L'âme pacifiée ressemble encore à Dieu dans ses oeuvres.

 

                                                Nos yeux seuls nous découvrent le cours paisible et ordonné des mondes . Mais nous avons en outre appris de saint Paul une vérité plus profonde, à savoir l'unique pensée qui préside à la création et au gouvernement de l'univers: tout a été fait pour le Christ et dans le Christ.

                                            Nous savons aussi que le Messie fut annoncé par les prophètes comme le Prince de la paix, et son règne comme une ère de paix. Descendu sur terre, on voit paraître avec lui , selon les belles expressions du glorieux martyr Cyprien , " le docteur de la paix et le maître de l'unité." Il ne souhaite rien plus que d'être l'unique pasteur d'un unique bercail; il ne demande pour ses disciples que le bienfait de l'unité; il meurt pour recueillir en un les fils de Dieu dispersés; et la société qui naît de lui est une Jérusalem nouvelle, une cité de paix pour l'éternité.

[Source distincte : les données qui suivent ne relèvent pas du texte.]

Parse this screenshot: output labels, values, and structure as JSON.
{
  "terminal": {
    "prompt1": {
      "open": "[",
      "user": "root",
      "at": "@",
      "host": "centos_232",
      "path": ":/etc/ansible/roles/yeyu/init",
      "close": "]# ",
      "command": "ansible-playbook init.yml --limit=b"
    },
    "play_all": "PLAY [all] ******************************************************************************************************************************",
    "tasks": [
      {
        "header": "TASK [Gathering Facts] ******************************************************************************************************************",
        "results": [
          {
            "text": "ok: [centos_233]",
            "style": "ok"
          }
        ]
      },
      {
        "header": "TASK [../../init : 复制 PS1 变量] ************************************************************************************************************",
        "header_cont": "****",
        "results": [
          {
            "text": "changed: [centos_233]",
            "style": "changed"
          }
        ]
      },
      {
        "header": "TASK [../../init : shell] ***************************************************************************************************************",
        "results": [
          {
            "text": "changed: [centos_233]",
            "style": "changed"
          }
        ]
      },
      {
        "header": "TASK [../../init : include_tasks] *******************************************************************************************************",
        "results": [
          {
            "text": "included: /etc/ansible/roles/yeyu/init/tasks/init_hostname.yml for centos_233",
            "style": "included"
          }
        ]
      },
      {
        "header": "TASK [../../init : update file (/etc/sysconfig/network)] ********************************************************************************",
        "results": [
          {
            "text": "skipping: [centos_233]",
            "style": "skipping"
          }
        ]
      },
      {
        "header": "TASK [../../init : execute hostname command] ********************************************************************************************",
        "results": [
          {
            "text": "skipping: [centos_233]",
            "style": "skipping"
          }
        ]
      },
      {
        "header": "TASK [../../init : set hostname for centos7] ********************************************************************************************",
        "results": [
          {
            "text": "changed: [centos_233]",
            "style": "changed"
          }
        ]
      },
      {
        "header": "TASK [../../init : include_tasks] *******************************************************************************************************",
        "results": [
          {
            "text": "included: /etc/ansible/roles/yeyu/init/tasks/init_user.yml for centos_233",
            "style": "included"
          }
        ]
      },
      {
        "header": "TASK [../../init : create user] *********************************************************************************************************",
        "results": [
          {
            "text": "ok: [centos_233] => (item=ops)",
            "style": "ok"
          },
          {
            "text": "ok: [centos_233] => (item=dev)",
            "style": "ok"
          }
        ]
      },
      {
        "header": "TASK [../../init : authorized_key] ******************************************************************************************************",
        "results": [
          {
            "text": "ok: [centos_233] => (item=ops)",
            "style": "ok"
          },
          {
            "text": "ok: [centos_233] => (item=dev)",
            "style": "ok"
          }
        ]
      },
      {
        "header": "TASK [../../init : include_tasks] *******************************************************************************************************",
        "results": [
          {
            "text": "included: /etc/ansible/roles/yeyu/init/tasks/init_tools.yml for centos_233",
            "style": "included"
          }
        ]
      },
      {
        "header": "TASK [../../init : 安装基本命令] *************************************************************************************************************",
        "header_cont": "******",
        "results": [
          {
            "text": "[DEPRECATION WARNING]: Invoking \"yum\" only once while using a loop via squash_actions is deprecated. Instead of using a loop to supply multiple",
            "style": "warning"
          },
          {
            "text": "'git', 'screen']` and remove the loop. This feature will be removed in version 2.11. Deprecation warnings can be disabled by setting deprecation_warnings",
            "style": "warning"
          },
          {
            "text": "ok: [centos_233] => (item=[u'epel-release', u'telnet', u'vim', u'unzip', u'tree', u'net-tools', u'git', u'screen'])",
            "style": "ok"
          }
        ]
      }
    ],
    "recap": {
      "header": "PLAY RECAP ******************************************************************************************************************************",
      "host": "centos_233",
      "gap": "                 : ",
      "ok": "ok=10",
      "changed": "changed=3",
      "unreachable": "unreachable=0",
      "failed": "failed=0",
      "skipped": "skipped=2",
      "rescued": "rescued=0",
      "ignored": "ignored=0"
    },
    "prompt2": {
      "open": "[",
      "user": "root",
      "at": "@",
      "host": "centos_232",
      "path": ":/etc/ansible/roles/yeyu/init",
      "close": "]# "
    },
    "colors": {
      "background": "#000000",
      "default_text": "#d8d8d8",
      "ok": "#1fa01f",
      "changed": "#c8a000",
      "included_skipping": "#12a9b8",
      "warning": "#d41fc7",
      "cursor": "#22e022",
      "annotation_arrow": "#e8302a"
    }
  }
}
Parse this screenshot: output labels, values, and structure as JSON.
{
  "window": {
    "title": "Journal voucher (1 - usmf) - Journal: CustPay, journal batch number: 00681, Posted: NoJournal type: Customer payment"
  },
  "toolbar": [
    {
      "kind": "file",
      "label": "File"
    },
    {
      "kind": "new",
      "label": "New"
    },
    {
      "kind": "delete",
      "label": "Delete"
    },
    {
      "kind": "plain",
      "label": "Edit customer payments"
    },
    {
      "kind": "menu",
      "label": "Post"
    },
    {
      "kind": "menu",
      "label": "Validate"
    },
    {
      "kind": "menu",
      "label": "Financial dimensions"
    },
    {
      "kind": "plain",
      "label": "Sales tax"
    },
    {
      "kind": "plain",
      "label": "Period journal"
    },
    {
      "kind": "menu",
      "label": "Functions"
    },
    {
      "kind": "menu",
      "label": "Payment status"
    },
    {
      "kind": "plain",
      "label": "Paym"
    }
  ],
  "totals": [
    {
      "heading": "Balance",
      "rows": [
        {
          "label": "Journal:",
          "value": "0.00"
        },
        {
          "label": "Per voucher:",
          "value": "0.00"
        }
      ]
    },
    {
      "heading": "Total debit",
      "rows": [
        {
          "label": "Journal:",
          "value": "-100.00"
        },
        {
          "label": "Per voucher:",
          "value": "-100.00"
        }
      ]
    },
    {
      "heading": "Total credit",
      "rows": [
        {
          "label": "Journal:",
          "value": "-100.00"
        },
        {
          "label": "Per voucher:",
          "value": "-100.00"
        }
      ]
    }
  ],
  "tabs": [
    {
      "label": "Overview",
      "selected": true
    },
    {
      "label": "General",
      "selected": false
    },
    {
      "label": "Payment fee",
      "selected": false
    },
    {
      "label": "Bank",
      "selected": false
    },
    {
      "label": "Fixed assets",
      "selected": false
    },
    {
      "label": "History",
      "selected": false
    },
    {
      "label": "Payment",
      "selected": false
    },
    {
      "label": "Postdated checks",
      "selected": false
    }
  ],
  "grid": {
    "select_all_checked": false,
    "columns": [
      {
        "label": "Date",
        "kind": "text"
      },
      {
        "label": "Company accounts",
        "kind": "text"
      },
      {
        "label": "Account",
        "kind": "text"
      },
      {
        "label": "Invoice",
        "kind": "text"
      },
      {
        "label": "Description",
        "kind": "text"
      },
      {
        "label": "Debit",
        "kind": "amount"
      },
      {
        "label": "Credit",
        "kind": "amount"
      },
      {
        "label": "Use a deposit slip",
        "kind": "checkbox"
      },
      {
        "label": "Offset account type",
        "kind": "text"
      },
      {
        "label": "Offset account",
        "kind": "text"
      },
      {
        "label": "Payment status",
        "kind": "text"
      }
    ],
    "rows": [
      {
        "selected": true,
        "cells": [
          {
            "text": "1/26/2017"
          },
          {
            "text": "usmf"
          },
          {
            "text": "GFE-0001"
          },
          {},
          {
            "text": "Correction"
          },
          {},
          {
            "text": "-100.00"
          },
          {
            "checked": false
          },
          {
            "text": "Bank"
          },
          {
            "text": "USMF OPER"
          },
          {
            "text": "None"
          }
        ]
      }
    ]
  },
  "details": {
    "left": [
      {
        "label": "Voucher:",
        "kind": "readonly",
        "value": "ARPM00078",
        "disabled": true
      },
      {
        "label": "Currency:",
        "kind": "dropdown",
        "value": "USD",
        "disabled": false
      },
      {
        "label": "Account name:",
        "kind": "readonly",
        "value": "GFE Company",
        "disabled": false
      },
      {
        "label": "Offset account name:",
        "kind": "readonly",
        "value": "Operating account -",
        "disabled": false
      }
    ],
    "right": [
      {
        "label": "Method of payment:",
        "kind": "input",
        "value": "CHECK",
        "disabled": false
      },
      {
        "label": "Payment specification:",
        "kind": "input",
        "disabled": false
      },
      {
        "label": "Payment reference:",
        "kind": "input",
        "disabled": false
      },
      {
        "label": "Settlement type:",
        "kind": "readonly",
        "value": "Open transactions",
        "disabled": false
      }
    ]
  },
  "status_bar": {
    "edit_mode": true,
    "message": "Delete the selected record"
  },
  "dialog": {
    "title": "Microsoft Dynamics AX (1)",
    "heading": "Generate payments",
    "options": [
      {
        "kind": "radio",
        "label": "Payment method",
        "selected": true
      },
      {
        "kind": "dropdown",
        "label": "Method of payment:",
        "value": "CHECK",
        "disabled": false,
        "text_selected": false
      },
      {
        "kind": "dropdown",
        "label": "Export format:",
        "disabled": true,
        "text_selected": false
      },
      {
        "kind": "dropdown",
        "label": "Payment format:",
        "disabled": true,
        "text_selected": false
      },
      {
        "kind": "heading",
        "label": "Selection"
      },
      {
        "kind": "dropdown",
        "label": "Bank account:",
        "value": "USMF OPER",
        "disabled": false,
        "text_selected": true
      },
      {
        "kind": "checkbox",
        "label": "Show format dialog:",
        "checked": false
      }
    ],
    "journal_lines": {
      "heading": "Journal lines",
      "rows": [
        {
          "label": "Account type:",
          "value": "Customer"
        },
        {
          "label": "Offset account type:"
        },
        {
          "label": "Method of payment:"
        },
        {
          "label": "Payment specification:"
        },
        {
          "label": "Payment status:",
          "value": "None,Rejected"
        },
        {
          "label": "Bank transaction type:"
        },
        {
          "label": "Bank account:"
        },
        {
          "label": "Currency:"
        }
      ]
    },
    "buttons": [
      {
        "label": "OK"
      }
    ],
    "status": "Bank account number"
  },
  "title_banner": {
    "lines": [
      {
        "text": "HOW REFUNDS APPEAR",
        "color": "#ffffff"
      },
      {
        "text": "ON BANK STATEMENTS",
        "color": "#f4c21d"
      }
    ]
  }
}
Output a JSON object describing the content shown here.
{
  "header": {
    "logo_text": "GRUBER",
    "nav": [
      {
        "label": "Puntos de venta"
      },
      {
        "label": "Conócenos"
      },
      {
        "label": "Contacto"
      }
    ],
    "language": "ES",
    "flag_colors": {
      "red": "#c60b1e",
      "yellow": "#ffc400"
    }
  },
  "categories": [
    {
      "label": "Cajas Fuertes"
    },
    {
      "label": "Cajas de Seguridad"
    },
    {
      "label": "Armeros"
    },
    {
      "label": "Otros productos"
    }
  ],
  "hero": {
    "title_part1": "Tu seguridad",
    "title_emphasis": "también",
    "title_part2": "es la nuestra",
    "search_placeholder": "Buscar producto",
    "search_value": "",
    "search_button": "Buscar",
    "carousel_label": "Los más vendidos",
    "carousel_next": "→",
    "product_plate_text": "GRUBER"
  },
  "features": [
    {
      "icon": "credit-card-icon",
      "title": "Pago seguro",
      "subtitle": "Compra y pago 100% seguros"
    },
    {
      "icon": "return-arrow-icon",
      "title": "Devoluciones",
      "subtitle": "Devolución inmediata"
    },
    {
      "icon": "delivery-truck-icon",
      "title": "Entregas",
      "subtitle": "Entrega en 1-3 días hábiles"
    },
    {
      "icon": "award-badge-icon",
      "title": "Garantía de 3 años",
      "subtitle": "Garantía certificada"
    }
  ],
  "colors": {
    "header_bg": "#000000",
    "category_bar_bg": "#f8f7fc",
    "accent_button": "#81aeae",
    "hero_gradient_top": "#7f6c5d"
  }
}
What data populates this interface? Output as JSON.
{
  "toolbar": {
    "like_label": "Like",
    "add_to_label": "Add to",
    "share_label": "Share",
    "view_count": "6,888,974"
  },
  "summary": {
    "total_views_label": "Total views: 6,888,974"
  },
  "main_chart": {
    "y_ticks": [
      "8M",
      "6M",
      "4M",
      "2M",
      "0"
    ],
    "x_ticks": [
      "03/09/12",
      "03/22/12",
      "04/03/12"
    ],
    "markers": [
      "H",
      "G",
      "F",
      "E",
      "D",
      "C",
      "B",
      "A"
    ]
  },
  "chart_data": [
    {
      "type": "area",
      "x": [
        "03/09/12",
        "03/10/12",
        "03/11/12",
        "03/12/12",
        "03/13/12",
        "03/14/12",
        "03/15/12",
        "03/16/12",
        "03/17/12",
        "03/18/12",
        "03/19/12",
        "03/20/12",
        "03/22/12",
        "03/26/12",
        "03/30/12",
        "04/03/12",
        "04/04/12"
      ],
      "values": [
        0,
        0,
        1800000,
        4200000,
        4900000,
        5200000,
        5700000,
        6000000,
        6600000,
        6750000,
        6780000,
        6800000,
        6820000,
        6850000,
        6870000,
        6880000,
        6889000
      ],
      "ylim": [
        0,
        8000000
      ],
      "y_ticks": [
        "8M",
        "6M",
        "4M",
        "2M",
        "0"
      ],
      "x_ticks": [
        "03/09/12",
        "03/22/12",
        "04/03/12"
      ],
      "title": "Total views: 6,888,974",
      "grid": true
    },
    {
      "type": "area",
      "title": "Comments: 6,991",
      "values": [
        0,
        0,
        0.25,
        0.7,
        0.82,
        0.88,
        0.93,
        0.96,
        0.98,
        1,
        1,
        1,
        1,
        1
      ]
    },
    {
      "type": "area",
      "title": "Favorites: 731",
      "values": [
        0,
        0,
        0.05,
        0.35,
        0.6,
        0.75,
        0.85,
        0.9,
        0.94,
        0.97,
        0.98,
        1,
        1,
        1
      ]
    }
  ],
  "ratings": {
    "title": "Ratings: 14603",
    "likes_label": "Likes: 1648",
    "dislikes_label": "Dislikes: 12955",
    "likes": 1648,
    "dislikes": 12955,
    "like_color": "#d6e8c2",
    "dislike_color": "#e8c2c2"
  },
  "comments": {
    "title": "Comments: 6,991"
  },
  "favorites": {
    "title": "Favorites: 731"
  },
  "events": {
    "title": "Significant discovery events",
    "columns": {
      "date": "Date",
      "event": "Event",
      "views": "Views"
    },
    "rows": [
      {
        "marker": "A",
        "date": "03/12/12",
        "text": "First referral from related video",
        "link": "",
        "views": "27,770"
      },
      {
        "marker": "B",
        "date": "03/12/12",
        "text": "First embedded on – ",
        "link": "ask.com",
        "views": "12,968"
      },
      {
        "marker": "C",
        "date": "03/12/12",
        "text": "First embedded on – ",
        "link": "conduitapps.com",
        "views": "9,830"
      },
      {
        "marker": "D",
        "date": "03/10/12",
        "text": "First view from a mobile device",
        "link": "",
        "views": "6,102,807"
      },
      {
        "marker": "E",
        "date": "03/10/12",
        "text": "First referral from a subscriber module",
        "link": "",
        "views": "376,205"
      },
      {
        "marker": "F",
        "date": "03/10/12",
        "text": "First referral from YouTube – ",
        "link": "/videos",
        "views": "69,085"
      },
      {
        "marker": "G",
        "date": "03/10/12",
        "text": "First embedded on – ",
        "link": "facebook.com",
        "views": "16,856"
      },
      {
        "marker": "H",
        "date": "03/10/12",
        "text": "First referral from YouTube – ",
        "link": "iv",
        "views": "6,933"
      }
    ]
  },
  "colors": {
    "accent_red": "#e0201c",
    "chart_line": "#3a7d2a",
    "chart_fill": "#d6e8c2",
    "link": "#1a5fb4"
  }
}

                                 A son image, les enfants de Dieu sont des pacifiques. Ils font la paix par la douce influence et rayonnement. Leur  politique se résume en ce mot , qui est aussi la loi de l'école divine: comme  " Dieu est charité" , ils ne veut être que charité. C'est là leur sagesse, qui dispose toutes choses suavement et fortement. Ils sont prêts au sacrifice, plutôt que de déchirer la robe sans couture ou, pour mieux dire, le corps même du Christ : eux aussi, ils mourront , s'il le faut, pour l'unité. Diviser serait détruire: ils donnent l'être, le bien , le bonheur, en semant la charité comme l'ont toujours fait nos moines.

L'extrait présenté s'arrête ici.